Number out of range error when gathering content from PDF content stream
Good day,
For quite some time I have been making PDF Content Parser, which could handle faulty PDF files (with integers or real numbers within content stream that overflow, when used with PDFEdit). I was able to parse some PDFs for which Adobe Acrobat's PDPageAcquirePDEContent() spit an error. Turns out PDPageStmGetToken was not handling large values in pageStmToken.iVal, so I used xpdf tokenizer to resolve this issue. This resolved the issue only partially - tokenizer now worked properly, but large values were being passed further as operands to operators. Setting value to SHRT_MAX, when a larger number is encountered seems not the correct way to do it, because it alters relative positioning and scale of objects.
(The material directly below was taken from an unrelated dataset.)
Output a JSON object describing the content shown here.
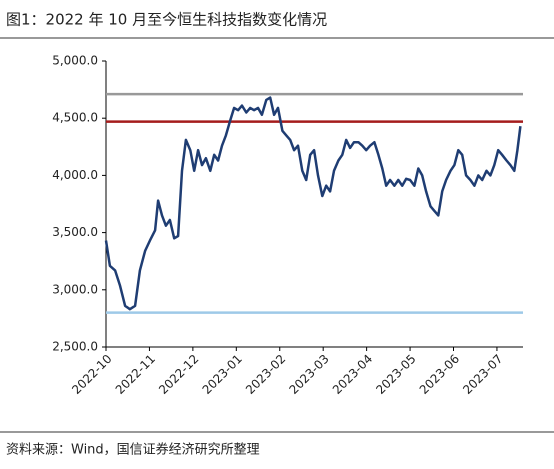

Furthermore I needed alternative PDEFormGetContent() method (because in some cases using it gave Number out of range error as well), so I came up with one using the same logic. Now I am experiencing issues with this method. I do not know how to handle large numbers within form content stream. Should I use alternative coordinate space to transform coordinates of objects and CTM? If so, how should I approach it?
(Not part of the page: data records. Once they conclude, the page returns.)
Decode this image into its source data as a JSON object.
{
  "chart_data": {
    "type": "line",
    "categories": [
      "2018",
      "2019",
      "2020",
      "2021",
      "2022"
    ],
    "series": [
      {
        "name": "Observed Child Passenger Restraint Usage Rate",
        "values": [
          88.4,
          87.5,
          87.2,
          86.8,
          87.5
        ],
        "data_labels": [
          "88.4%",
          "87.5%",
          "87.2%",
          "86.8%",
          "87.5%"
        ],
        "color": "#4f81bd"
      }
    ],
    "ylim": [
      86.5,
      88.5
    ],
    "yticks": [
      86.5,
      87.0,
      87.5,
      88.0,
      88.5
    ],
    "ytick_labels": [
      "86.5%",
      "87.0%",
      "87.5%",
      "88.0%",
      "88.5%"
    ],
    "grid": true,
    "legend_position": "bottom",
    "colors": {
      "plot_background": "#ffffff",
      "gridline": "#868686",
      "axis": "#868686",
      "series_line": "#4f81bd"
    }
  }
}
Turns out, not only the large numbers in content stream are the problem. Some times when form content contains other resources, such as Shading elements, they can not be handled. The error occurs when PDEShadingCreateFromCosObj() is called. In such cases Coords array in Shading dictionary contains values that are far beyond SHRT_MAX (e.g. 10332000). Could this be a problem? I tried transforming Coords values in DURING HANDLER blocks, but I doubt this is the correct approach.
Thank you for your time and I would appreciate all the help